At this point, I would go back and add test cases that create arrays as subexpressions of the equal? binop; check that the allocations happen in the right order. As you go forward, you’ll want to use this technique to check order of evaluation for all of your forms.

At this point, it starts to make less difference what order you add language forms in. I think I would probably wait on applications, just because there will be lots of opportunities for mistakes.

5 Nice Big Test Cases

When you think you have everything working, develop a while function (that is, an PAIG5 program, using its concrete syntax) that accepts a guard function and a body function and keeps running the body until the guard returns false. This function will have to be recursive; build a recursive function using mutation. Here’s an example of a factorial function written in this way:

{with ["bogus" as fact]
 :
 {do {fact := {blam (n) {{<= n 0} ? 1 else: {* n {fact {- n 1}}}}}}
   {fact 12}}}

Then, use your while to develop the in-order function that accepts an array of numbers and its size and returns true if the array is in strictly increasing order.

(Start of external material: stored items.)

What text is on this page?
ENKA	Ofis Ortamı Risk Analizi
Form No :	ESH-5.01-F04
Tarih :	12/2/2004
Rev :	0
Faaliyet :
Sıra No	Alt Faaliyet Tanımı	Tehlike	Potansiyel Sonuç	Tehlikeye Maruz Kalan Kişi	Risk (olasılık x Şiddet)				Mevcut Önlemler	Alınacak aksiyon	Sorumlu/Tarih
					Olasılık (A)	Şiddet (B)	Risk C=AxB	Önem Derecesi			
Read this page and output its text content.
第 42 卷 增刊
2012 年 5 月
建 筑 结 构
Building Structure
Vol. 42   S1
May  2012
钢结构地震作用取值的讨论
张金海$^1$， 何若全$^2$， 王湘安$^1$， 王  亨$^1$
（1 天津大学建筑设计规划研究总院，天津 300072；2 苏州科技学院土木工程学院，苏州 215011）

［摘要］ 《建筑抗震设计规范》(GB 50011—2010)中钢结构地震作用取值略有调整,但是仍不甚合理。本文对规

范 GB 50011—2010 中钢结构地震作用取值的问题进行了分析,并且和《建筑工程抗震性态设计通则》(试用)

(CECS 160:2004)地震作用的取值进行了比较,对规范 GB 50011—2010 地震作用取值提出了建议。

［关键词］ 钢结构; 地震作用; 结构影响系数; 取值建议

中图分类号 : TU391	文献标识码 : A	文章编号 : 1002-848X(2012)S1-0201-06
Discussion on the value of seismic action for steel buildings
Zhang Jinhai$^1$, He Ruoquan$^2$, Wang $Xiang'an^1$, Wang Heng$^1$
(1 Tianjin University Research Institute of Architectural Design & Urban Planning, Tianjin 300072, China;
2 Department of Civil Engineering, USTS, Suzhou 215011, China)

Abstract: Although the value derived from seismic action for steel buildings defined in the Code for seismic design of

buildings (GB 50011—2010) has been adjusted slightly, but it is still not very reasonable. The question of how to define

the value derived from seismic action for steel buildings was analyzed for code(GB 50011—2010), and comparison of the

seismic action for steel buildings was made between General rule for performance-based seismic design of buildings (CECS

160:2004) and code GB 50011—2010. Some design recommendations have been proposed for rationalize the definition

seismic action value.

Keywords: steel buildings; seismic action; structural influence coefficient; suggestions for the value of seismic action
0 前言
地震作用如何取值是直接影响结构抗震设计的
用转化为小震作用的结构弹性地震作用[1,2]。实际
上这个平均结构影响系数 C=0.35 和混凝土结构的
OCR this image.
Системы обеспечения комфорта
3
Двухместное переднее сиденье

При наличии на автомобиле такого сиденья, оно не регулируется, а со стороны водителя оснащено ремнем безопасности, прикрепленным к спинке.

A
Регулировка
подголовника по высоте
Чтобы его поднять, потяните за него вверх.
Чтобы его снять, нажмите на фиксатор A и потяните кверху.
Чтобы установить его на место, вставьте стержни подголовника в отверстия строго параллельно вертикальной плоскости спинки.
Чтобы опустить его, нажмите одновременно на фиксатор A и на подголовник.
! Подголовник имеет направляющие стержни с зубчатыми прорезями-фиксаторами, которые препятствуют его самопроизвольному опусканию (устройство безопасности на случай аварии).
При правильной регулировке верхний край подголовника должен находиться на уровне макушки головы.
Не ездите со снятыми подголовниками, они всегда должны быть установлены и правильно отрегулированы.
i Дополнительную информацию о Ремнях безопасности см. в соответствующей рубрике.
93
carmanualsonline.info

Note that handin does in fact contain tests for the existence and correct functioning of these functions.

5.1 Quicksort (optional)

This is not a good early test case, but you might want to see if you can write an in-place quicksort routine. You can model recursion by using the technique shown in the factorial example here.

Did I mention that this is optional?

6 Interface

Make sure that you include the following functions, and that they match this interface.

procedure

(parse s)  ExprC

  s : s-expression
Parses an expression.

procedure

(interp e env sto)  Value

  e : ExprC
  env : Environment
  sto : Store
Interprets an expression, with a given environment and store.

procedure

(top-interp s memsize)  string

  s : s-expression
  memsize : integer
Combines parsing and evaluation, creates a memory vector of the given size. You should probably use this definition for this function:

(define (top-interp [s : s-expression] [memsize : Natural]) : string
  (serialize (interp (parse s) initial-env (make-initial-store memsize))))

value

while : s-expression?

an s-expression representing the while function, described above, implemented in PAIG5 .

value

in-order : s-expression?

an s-expression representing the in-order function, described above, implemented in PAIG5 . It’s okay for this s-expression to assume that while is already bound.